Agung Yudha menambahkan bahwa kebijakan ini akan menghilangkan peran platform digital sebagai penopang ekonomi nasional. Lebih lanjut, reklasifikasi mitra dapat memaksa platform untuk menaikkan harga, yang pada akhirnya akan membebani pengguna, terutama UMKM. Hal ini berpotensi menurunkan penjualan drastis pada bisnis yang sangat bergantung pada layanan pengantaran digital.
Dampak Global dan Studi Kasus
Wacana untuk mengubah status mitra pengemudi dan kurir menjadi karyawan telah muncul di berbagai negara. Namun, pengalaman internasional menunjukkan potensi penurunan jumlah mitra pengemudi jika kebijakan ini dipaksakan. Studi dari Svara Institute tahun 2023 menunjukkan bahwa pengubahan status mitra menjadi karyawan penuh waktu secara massal berpotensi menghilangkan 70-90% lapangan kerja di sektor ini.

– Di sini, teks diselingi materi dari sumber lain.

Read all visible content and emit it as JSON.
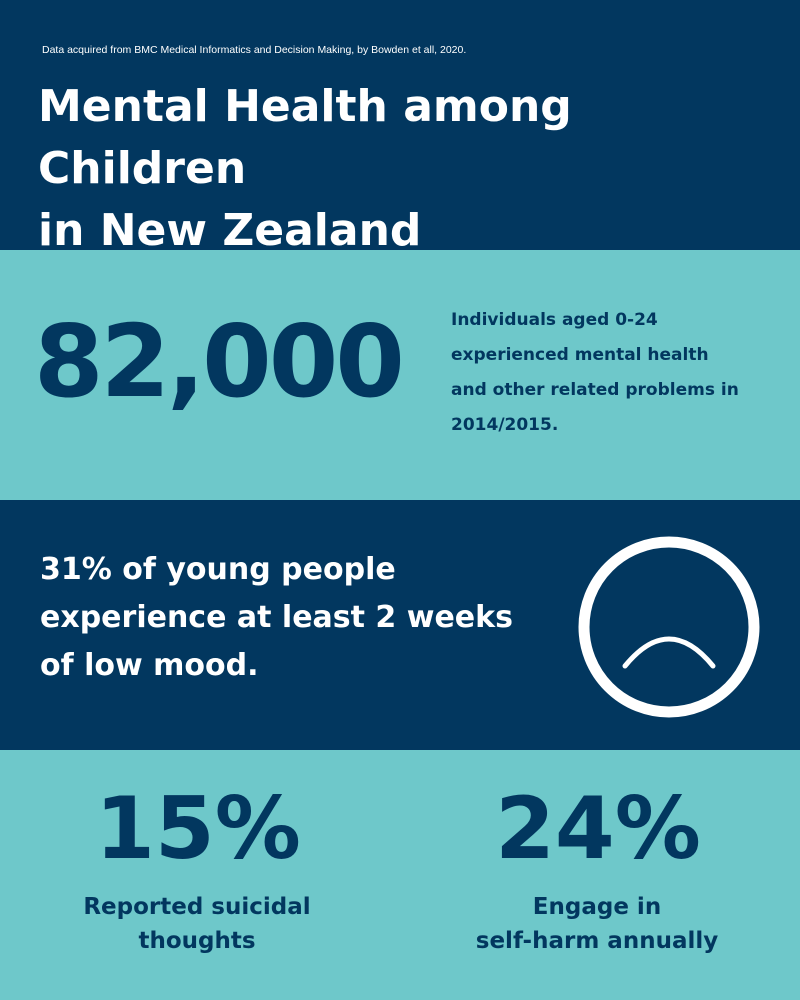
{
  "header": {
    "source": "Data acquired from BMC Medical Informatics and Decision Making, by Bowden et all, 2020.",
    "title_line1": "Mental Health among Children",
    "title_line2": "in New Zealand"
  },
  "stat_individuals": {
    "value": "82,000",
    "lines": [
      "Individuals aged 0-24",
      "experienced mental health",
      "and other related problems in",
      "2014/2015."
    ]
  },
  "stat_low_mood": {
    "lines": [
      "31% of young people",
      "experience at least 2 weeks",
      "of low mood."
    ],
    "icon": "sad-face-icon"
  },
  "stat_suicidal": {
    "value": "15%",
    "caption_line1": "Reported suicidal",
    "caption_line2": "thoughts"
  },
  "stat_selfharm": {
    "value": "24%",
    "caption_line1": "Engage in",
    "caption_line2": "self-harm annually"
  },
  "colors": {
    "dark_band": "#02375f",
    "light_band": "#6ec8ca",
    "light_text": "#ffffff",
    "dark_text": "#02375f"
  }
}
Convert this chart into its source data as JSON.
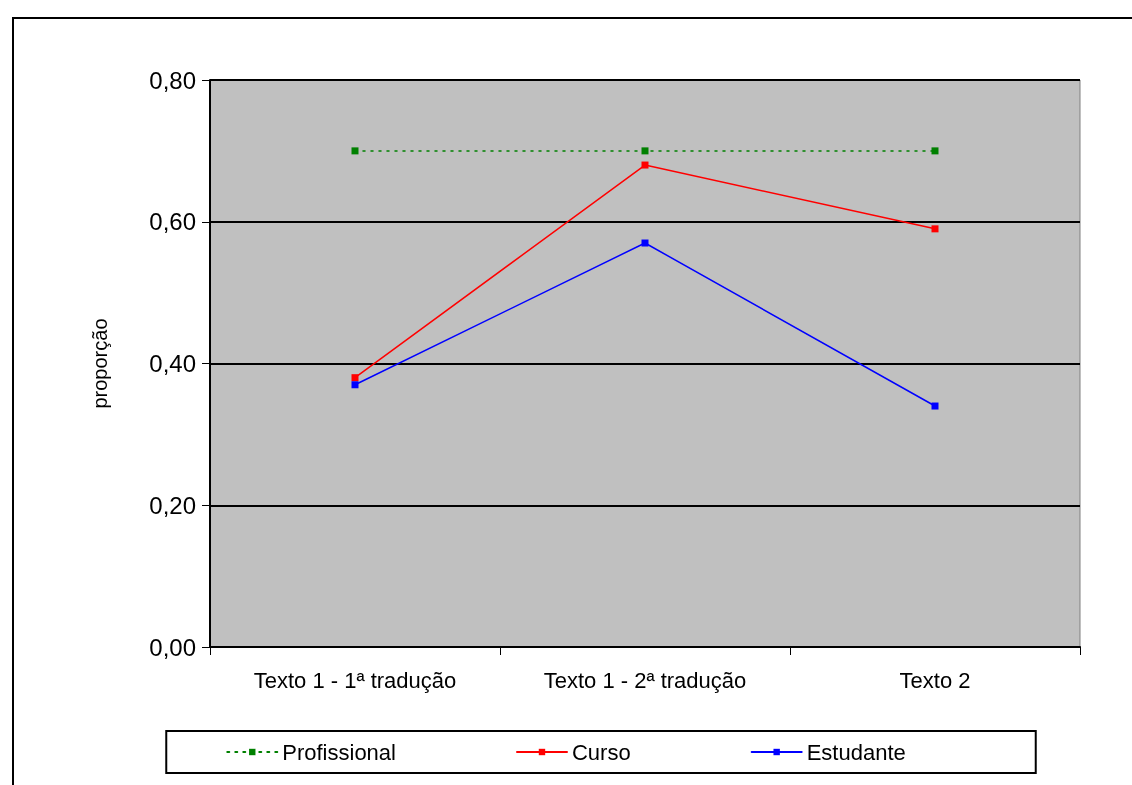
{
  "chart_data": {
    "type": "line",
    "ylabel": "proporção",
    "categories": [
      "Texto 1 - 1ª tradução",
      "Texto 1 - 2ª tradução",
      "Texto 2"
    ],
    "series": [
      {
        "name": "Profissional",
        "color": "#008000",
        "line_style": "dotted",
        "values": [
          0.7,
          0.7,
          0.7
        ]
      },
      {
        "name": "Curso",
        "color": "#ff0000",
        "values": [
          0.38,
          0.68,
          0.59
        ]
      },
      {
        "name": "Estudante",
        "color": "#0000ff",
        "values": [
          0.37,
          0.57,
          0.34
        ]
      }
    ],
    "ylim": [
      0,
      0.8
    ],
    "yticks": [
      {
        "value": 0,
        "label": "0,00"
      },
      {
        "value": 0.2,
        "label": "0,20"
      },
      {
        "value": 0.4,
        "label": "0,40"
      },
      {
        "value": 0.6,
        "label": "0,60"
      },
      {
        "value": 0.8,
        "label": "0,80"
      }
    ],
    "grid": "y",
    "legend": "bottom",
    "marker": "square",
    "line_style": "solid"
  }
}
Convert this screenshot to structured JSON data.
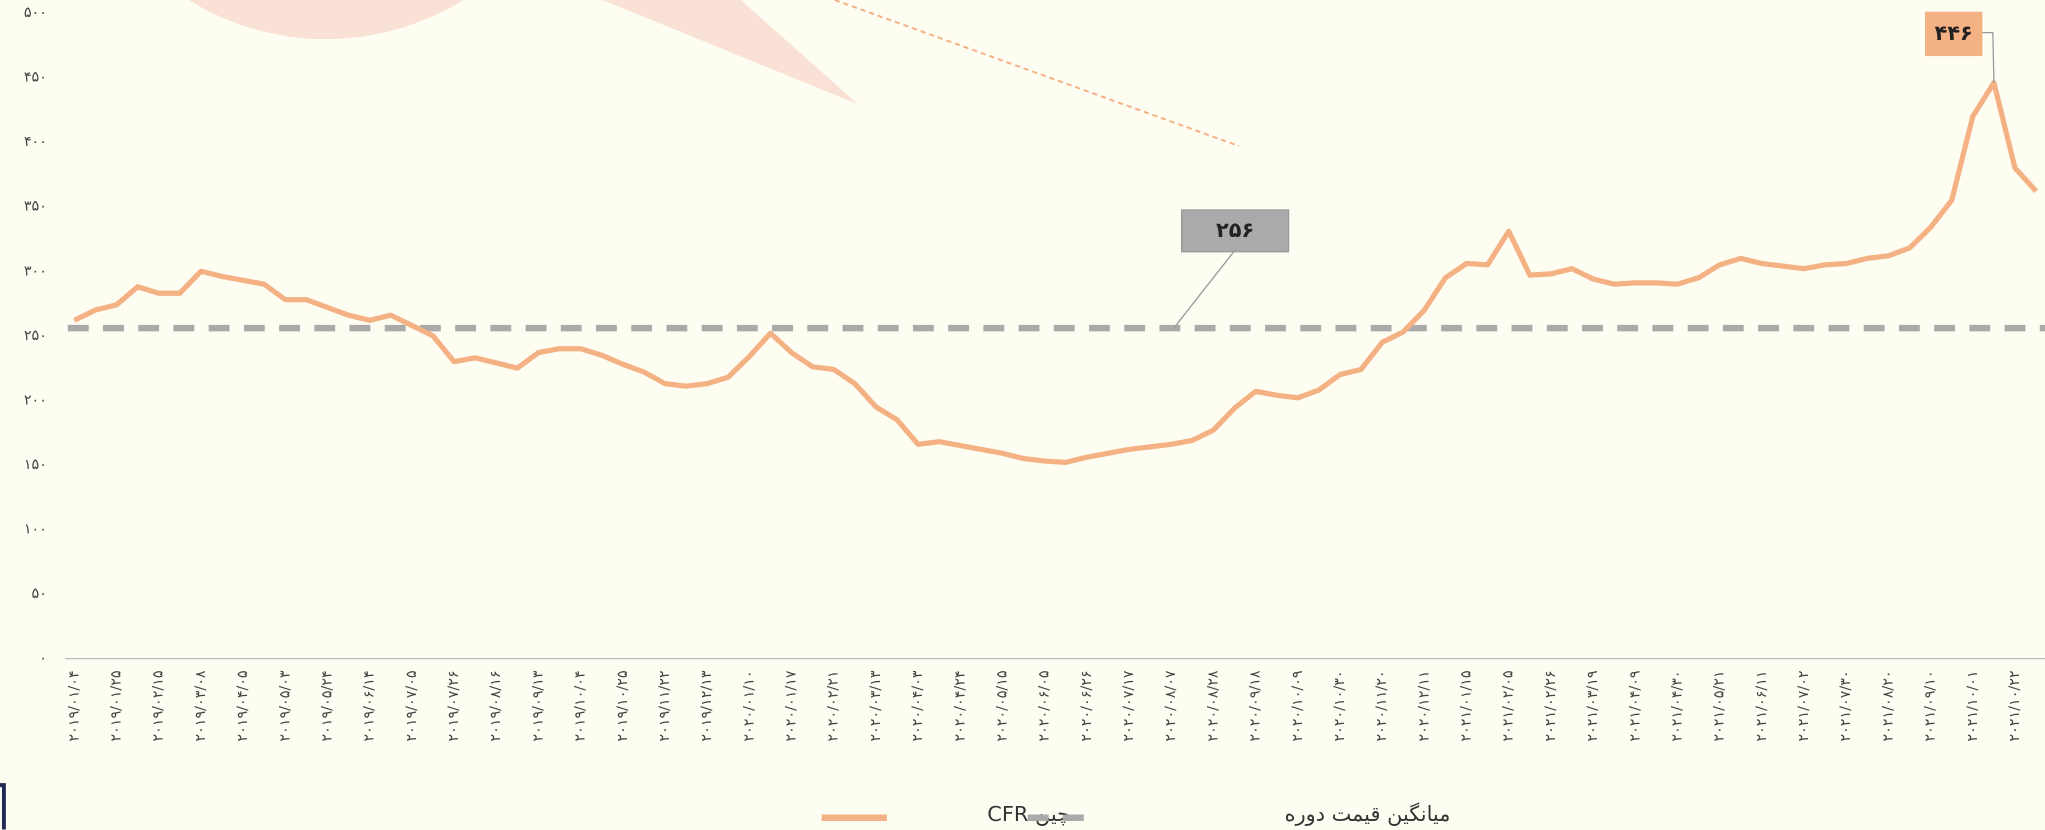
{
  "chart_data": {
    "type": "line",
    "categories": [
      "۲۰۱۹/۰۱/۰۴",
      null,
      "۲۰۱۹/۰۱/۲۵",
      null,
      "۲۰۱۹/۰۲/۱۵",
      null,
      "۲۰۱۹/۰۳/۰۸",
      null,
      "۲۰۱۹/۰۴/۰۵",
      null,
      "۲۰۱۹/۰۵/۰۳",
      null,
      "۲۰۱۹/۰۵/۲۴",
      null,
      "۲۰۱۹/۰۶/۱۴",
      null,
      "۲۰۱۹/۰۷/۰۵",
      null,
      "۲۰۱۹/۰۷/۲۶",
      null,
      "۲۰۱۹/۰۸/۱۶",
      null,
      "۲۰۱۹/۰۹/۱۳",
      null,
      "۲۰۱۹/۱۰/۰۴",
      null,
      "۲۰۱۹/۱۰/۲۵",
      null,
      "۲۰۱۹/۱۱/۲۲",
      null,
      "۲۰۱۹/۱۲/۱۳",
      null,
      "۲۰۲۰/۰۱/۱۰",
      null,
      "۲۰۲۰/۰۱/۱۷",
      null,
      "۲۰۲۰/۰۲/۲۱",
      null,
      "۲۰۲۰/۰۳/۱۳",
      null,
      "۲۰۲۰/۰۴/۰۳",
      null,
      "۲۰۲۰/۰۴/۲۴",
      null,
      "۲۰۲۰/۰۵/۱۵",
      null,
      "۲۰۲۰/۰۶/۰۵",
      null,
      "۲۰۲۰/۰۶/۲۶",
      null,
      "۲۰۲۰/۰۷/۱۷",
      null,
      "۲۰۲۰/۰۸/۰۷",
      null,
      "۲۰۲۰/۰۸/۲۸",
      null,
      "۲۰۲۰/۰۹/۱۸",
      null,
      "۲۰۲۰/۱۰/۰۹",
      null,
      "۲۰۲۰/۱۰/۳۰",
      null,
      "۲۰۲۰/۱۱/۲۰",
      null,
      "۲۰۲۰/۱۲/۱۱",
      null,
      "۲۰۲۱/۰۱/۱۵",
      null,
      "۲۰۲۱/۰۲/۰۵",
      null,
      "۲۰۲۱/۰۲/۲۶",
      null,
      "۲۰۲۱/۰۳/۱۹",
      null,
      "۲۰۲۱/۰۴/۰۹",
      null,
      "۲۰۲۱/۰۴/۳۰",
      null,
      "۲۰۲۱/۰۵/۲۱",
      null,
      "۲۰۲۱/۰۶/۱۱",
      null,
      "۲۰۲۱/۰۷/۰۲",
      null,
      "۲۰۲۱/۰۷/۳۰",
      null,
      "۲۰۲۱/۰۸/۲۰",
      null,
      "۲۰۲۱/۰۹/۱۰",
      null,
      "۲۰۲۱/۱۰/۰۱",
      null,
      "۲۰۲۱/۱۰/۲۲",
      null
    ],
    "series": [
      {
        "name": "چین CFR",
        "color": "#f4b183",
        "values": [
          262,
          270,
          274,
          288,
          283,
          283,
          300,
          296,
          293,
          290,
          278,
          278,
          272,
          266,
          262,
          266,
          258,
          250,
          230,
          233,
          229,
          225,
          237,
          240,
          240,
          235,
          228,
          222,
          213,
          211,
          213,
          218,
          234,
          252,
          237,
          226,
          224,
          213,
          195,
          185,
          166,
          168,
          165,
          162,
          159,
          155,
          153,
          152,
          156,
          159,
          162,
          164,
          166,
          169,
          177,
          194,
          207,
          204,
          202,
          208,
          220,
          224,
          245,
          253,
          270,
          295,
          306,
          305,
          331,
          297,
          298,
          302,
          294,
          290,
          291,
          291,
          290,
          295,
          305,
          310,
          306,
          304,
          302,
          305,
          306,
          310,
          312,
          318,
          334,
          355,
          420,
          446,
          380,
          362
        ]
      }
    ],
    "reference_line": {
      "name": "میانگین قیمت دوره",
      "value": 256,
      "label": "۲۵۶",
      "color": "#aaaaaa"
    },
    "annotations": [
      {
        "label": "۴۴۶",
        "value": 446
      }
    ],
    "ylim": [
      0,
      500
    ],
    "yticks": [
      {
        "value": 0,
        "label": "۰"
      },
      {
        "value": 50,
        "label": "۵۰"
      },
      {
        "value": 100,
        "label": "۱۰۰"
      },
      {
        "value": 150,
        "label": "۱۵۰"
      },
      {
        "value": 200,
        "label": "۲۰۰"
      },
      {
        "value": 250,
        "label": "۲۵۰"
      },
      {
        "value": 300,
        "label": "۳۰۰"
      },
      {
        "value": 350,
        "label": "۳۵۰"
      },
      {
        "value": 400,
        "label": "۴۰۰"
      },
      {
        "value": 450,
        "label": "۴۵۰"
      },
      {
        "value": 500,
        "label": "۵۰۰"
      }
    ],
    "grid": false
  }
}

Perlu dipertimbangkan secara matang dampak sosial ekonomi yang mungkin terjadi jika Indonesia mengadopsi konvensi ILO ini. Pemerintah perlu melakukan kajian yang komprehensif dan melibatkan semua pihak terkait, termasuk asosiasi pengemudi ojek online, platform digital, serta perwakilan dari ILO sendiri, sebelum mengambil keputusan final. Diperlukan solusi yang menyeimbangkan perlindungan hak pekerja dengan keberlanjutan sektor ekonomi digital.
Kesimpulan
Debat mengenai status pekerja online di Indonesia masih terus berlanjut. Konvensi ILO memicu perdebatan sengit, dengan berbagai pihak memiliki pandangan yang berbeda. Pemerintah perlu mengambil langkah bijak dengan mempertimbangkan semua aspek sebelum menerapkan kebijakan yang dapat berdampak luas pada perekonomian dan kesejahteraan masyarakat.
Lebih lanjut, perlu dilakukan dialog yang lebih intensif antara pemerintah, platform digital, dan perwakilan pengemudi ojek online untuk mencari solusi yang adil dan berkelanjutan. Mencari titik temu yang melindungi hak-hak pekerja sekaligus menjaga keberlangsungan sektor ekonomi digital menjadi tantangan utama.